19.5 Regels ex artikel 3.26 Wet ruimtelijke ordening

Ter uitvoering van artikel 3.26 Wet ruimtelijke ordening geldt dat:

  • a. de werking van bestemmingsplannen binnen het plangebied van het inpassingsplan komt te vervallen;
  • b. de bevoegdheid van de gemeenteraad om binnen het plangebied van het inpassingsplan een bestemmingsplan vast te stellen herleeft daags nadat dit inpassingsplan in werking is getreden.

19.6 Regels externe saldering ex artikel 6 lid 3 van richtlijn 92/43 (Habitatrichtlijn)
  • a. De aanleg, bouw en gebruik overeenkomstig de bestemmingen in dit plan is uitsluitend toegestaan indien het houden van vee in de in het addendum op de passende beoordeling van 11 maart 2020 op bladzijde 14 genoemde bedrijven is beëindigd en verzekerd is dat hervatting van die activiteiten rechtens is uitgesloten.
  • b. Bij een omgevingsvergunning kan worden afgeweken van lid 19.6, onder a, indien de noodzakelijke externe saldering met het beëindigen van andere bedrijven dan genoemd in het addendum op de passende beoordeling wordt bewerkstelligd, en verzekerd is dat op die wijze de natuurlijke kenmerken van Natura 2000-gebieden niet worden aangetast.

Hoofdstuk 4 Overgangs- en slotregels

Artikel 20 Overgangsrecht

20.1 Overgangsrecht bouwwerken

Voor bouwwerken luidt het overgangsrecht als volgt:

  • a. een bouwwerk dat op het tijdstip van inwerkingtreding van het inpassingsplan aanwezig of in uitvoering is, dan wel gebouwd kan worden krachtens een omgevingsvergunning voor het bouwen, en afwijkt van het plan, mag, mits deze afwijking naar aard en omvang niet wordt vergroot:
    • 1. gedeeltelijk worden vernieuwd of veranderd;
    • 2. na het tenietgaan ten gevolge van een calamiteit geheel worden vernieuwd of veranderd, mits de aanvraag van de omgevingsvergunning voor het bouwen wordt gedaan binnen twee jaar na de dag waarop het bouwwerk is tenietgegaan;
  • b. het bevoegd gezag kan eenmalig in afwijking van dit lid onder a een omgevingsvergunning verlenen voor het vergroten van de inhoud van een bouwwerk als bedoeld in dit lid onder a met maximaal 10%;
  • c. dit lid onder a is niet van toepassing op bouwwerken die weliswaar bestaan op het tijdstip van inwerkingtreding van het plan, maar zijn gebouwd zonder vergunning en in strijd met het daarvoor geldende plan, daaronder begrepen de overgangsbepaling van dat plan.
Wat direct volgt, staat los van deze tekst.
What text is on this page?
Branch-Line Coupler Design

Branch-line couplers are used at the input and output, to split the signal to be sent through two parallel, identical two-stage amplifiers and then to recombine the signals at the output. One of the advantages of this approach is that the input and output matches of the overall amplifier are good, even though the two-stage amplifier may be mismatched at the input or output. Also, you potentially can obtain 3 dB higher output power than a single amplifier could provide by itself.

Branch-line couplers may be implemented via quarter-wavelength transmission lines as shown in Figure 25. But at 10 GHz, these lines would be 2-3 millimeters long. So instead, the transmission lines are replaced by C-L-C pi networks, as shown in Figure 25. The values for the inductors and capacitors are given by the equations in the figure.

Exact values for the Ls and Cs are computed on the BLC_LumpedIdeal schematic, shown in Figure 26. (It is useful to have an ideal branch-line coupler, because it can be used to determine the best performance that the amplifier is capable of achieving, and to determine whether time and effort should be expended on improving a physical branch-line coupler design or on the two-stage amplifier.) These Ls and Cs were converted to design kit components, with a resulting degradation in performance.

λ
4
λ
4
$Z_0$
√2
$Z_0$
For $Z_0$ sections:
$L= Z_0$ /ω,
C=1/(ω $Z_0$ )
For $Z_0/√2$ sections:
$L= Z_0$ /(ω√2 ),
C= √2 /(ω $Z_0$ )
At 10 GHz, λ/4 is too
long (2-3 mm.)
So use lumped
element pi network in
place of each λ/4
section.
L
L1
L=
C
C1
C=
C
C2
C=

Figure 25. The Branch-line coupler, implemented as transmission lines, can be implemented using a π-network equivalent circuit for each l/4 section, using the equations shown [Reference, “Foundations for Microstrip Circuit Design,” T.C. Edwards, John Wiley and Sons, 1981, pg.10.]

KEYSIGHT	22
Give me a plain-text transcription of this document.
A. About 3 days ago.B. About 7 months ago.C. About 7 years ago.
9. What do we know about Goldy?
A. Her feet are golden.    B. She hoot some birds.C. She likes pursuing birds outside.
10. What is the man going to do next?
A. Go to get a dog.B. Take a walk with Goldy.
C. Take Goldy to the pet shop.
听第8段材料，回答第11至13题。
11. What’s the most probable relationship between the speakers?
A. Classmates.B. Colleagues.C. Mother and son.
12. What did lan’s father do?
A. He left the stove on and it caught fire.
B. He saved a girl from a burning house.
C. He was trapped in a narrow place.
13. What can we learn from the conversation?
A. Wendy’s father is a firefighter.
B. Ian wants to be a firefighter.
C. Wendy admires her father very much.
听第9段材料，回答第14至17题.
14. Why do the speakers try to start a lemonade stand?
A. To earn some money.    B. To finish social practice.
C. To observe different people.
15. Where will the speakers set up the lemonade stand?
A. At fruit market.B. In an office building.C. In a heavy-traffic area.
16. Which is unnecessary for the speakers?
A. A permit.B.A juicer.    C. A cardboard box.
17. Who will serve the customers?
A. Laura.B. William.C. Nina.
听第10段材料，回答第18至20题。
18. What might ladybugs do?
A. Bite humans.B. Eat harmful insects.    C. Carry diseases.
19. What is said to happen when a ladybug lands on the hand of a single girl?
20.2 Overgangsrecht gebruik

Voor gebruik luidt het overgangsrecht als volgt:

  • a. het gebruik van grond en bouwwerken dat bestond op het tijdstip van inwerkingtreding van het inpassingsplan en hiermee in strijd is, mag worden voortgezet;
  • b. het is verboden het met het inpassingsplan strijdige gebruik, bedoeld in dit lid onder a, te veranderen of te laten veranderen in een ander met dat plan strijdig gebruik, tenzij door deze verandering de afwijking naar aard en omvang wordt verkleind;
  • c. indien het gebruik, bedoeld in dit lid onder a, na het tijdstip van de inwerkingtreding van het plan voor een periode langer dan een jaar wordt onderbroken, is het verboden dit gebruik daarna te hervatten of te laten hervatten;
  • d. dit lid onder a is niet van toepassing op het gebruik dat reeds in strijd was met het voorheen geldende bestemmingsplan, daaronder begrepen de overgangsbepalingen van dat plan.

Artikel 21 Slotregel

Deze regels worden aangehaald als: 'Regels van het provinciaal inpassingsplan Logistiek Park Moerdijk'.